Was man in den ersten fünfzehn Minuten erfährt: Er liebt sie. Sie liebt ihn. Er ist Kubaner und Architekturstudent. Sie ist Französin und Meteorologin. Sie sind verheiratet und leben in Paris, in einem Zimmer mit Sicht auf einen Kanal an der Bastille. Eines Tages rumort es in seinem Kopf: „Ich brauche mein Land – nicht als Land, sondern als das, was dort geschieht.“ Marianne, die Wolkenforscherin, packt die Koffer. Sie ist bereit, französische Wetterlagen mit kubanischen zu vertauschen. Ehemann Totuy hält nichts davon, weil er schon ahnt, daß sie mit diesem Job auf Kuba keine Chancen hätte. Die Koffer werden wieder ausgepackt, Mariannes Herzklopfen hat vorerst noch mal gesiegt. Dann allerdings kommt ein ernster Appell von den Genossen, von Kuba aus die Revolution in ganz Lateinamerika einleiten zu helfen. Ehefrauen sind dabei unerwünscht. Totuy schwindelt ein bißchen, fliegt ab, Marianne weint.

So weit, so gut, denkt man, jetzt ist er drüben, jetzt sieht man gleich echte Guerilla-Arbeit. Da aber kommt ein Briefträger, bringt Marianne Luftpost aus Kuba und leitet damit eine Korrespondenz ein, die gar nicht mehr aufhört, weil beide unentwegt an der Trennung leiden.

Die Zuschauer haben gerade ihre Sessel warmgesessen, nicht einmal ein Drittel des Eintrittskartenpreises abgesessen, da werden sie von der Bühne herab aufgerufen, selbst aktiv zu werden, Als Textvorlage für ihren Part werden ihnen Flugblätter ausgehändigt, die in Version A Fragen zur Problematik des Stückes und in Version B Fragen nach Kenntnissen von Lateinamerika stellen.

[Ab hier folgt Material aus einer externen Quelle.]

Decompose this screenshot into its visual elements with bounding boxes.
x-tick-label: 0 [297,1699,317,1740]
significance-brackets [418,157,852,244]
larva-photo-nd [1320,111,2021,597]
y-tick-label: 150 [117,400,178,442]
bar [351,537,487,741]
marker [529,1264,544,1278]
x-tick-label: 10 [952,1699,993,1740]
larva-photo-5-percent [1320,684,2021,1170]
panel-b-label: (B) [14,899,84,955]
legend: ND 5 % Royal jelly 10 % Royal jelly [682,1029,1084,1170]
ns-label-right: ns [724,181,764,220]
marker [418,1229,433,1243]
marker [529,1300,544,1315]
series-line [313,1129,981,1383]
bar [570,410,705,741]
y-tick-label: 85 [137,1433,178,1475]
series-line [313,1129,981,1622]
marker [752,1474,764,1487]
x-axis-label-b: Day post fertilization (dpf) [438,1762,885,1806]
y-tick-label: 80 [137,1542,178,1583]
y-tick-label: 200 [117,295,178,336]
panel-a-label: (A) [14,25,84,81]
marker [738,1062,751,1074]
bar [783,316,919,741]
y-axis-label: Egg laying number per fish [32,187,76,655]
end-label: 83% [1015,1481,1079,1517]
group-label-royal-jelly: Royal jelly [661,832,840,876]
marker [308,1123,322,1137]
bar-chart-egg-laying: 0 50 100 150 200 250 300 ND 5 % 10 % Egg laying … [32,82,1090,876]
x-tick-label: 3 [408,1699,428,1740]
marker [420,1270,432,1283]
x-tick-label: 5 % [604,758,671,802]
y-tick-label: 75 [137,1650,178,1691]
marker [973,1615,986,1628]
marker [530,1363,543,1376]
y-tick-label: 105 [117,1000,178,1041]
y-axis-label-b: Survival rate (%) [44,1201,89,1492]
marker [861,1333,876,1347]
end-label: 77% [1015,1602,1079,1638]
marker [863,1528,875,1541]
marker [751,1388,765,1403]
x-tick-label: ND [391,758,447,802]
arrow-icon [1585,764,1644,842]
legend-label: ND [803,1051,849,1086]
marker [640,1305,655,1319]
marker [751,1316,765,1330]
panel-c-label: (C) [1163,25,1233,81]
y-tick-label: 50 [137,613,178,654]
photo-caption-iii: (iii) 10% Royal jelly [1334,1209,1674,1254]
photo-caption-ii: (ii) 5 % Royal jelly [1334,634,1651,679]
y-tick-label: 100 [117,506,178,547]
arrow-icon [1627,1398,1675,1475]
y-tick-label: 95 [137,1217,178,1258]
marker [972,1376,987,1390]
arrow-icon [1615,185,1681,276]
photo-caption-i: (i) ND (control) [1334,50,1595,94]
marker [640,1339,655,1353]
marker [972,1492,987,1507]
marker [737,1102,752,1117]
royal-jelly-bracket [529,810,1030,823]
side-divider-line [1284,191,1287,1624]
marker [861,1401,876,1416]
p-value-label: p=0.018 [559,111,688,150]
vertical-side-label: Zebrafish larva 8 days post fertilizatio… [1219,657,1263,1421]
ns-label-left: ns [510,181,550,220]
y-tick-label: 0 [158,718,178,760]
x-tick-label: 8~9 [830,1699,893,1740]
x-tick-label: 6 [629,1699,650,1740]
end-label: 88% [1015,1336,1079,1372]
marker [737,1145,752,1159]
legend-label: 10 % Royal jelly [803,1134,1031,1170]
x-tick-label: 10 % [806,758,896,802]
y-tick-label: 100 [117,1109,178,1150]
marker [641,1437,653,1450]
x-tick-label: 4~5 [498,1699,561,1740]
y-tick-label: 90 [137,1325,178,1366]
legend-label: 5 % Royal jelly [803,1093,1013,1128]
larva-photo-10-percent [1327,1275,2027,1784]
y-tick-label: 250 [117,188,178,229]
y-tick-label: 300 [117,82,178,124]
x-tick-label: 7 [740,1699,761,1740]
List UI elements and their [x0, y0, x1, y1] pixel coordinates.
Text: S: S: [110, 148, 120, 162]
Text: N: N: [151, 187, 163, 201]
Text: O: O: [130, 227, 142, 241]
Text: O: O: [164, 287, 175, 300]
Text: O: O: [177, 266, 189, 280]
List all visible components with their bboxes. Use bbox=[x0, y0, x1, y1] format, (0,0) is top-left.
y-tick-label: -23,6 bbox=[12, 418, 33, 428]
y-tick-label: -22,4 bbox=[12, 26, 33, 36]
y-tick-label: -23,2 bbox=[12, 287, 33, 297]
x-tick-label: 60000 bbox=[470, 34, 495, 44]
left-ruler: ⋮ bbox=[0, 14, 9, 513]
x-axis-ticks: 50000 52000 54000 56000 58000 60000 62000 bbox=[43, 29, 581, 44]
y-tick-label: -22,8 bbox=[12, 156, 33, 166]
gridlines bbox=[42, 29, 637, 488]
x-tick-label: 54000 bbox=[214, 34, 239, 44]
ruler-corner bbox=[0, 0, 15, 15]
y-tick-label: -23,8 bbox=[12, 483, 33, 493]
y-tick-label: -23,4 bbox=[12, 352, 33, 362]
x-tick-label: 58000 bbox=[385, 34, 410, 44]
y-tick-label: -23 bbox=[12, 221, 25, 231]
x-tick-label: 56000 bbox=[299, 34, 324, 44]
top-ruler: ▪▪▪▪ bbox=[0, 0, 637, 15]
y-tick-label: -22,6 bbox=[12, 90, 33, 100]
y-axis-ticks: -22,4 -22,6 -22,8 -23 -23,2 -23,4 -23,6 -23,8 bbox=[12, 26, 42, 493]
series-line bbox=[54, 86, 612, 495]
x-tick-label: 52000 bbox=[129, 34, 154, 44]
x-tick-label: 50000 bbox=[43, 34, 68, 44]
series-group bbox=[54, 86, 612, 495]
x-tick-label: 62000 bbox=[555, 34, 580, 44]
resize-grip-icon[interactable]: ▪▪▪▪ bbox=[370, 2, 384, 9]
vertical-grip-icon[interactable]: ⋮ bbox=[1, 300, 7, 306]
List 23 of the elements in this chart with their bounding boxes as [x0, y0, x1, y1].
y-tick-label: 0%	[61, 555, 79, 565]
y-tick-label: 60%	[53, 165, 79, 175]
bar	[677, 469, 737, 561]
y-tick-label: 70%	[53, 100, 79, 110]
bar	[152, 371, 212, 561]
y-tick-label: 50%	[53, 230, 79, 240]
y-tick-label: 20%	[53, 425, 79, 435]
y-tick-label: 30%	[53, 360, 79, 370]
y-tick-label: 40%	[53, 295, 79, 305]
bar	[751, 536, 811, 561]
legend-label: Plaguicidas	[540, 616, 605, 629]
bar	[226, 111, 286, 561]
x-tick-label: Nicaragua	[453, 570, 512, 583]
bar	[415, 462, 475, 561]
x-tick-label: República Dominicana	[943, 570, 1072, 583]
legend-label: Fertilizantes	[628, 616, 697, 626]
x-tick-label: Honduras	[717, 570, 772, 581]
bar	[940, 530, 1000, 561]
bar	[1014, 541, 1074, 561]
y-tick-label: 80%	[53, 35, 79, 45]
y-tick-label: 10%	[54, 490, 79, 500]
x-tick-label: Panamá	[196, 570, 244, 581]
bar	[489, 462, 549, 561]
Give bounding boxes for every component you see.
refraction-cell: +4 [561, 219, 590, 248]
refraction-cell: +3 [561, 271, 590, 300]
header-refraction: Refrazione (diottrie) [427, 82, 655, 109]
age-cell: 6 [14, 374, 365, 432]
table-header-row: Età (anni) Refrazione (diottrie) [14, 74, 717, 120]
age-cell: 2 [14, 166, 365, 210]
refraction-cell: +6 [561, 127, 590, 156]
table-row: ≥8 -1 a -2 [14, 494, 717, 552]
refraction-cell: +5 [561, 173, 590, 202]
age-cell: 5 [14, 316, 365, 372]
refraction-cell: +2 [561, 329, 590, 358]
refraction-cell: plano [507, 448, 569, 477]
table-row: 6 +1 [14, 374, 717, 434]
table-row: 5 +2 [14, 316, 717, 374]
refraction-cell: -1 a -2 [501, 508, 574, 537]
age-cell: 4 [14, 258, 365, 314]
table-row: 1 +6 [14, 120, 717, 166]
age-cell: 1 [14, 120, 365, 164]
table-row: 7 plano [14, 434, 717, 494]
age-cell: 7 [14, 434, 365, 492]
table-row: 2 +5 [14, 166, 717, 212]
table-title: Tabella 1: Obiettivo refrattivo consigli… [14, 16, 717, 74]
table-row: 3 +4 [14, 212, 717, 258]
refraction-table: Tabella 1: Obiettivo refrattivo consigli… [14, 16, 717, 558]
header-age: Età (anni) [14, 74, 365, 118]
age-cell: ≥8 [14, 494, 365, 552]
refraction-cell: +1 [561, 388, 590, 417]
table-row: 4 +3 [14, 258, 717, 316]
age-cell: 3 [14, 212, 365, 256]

Bei der Vorpremiere von Gattis Stück, bei der den Hauptanteil der Zuschauer Frankfurts theoretisch engagierte. Linke stellte, schien der Konflikt zwischen privatem Glück und Revolution eine Achillesferse getroffen zu haben. Die Linke war provoziert und verdrängte: Was nicht in der Theorie ist, ist nicht in der Welt.

Plenardiskussion nach fünfzehn Minuten Spieldauer also. Die Linke im ideologisch verhüllten Schlagabtausch ihrer Aggressionen, das etablierte Publikum der Hauptpremiere vorwiegend paarweise im Flüsterton nachdenkend – hilflos.

Nach der Denkpause bietet das Schauspielerteam vier Möglichkeiten zur Fortsetzung des Abends an: Diskussion über Flugblatt A, Diskussion über Flugblatt B oder weiter Theater, die Brigade mit oder ohne Marianne.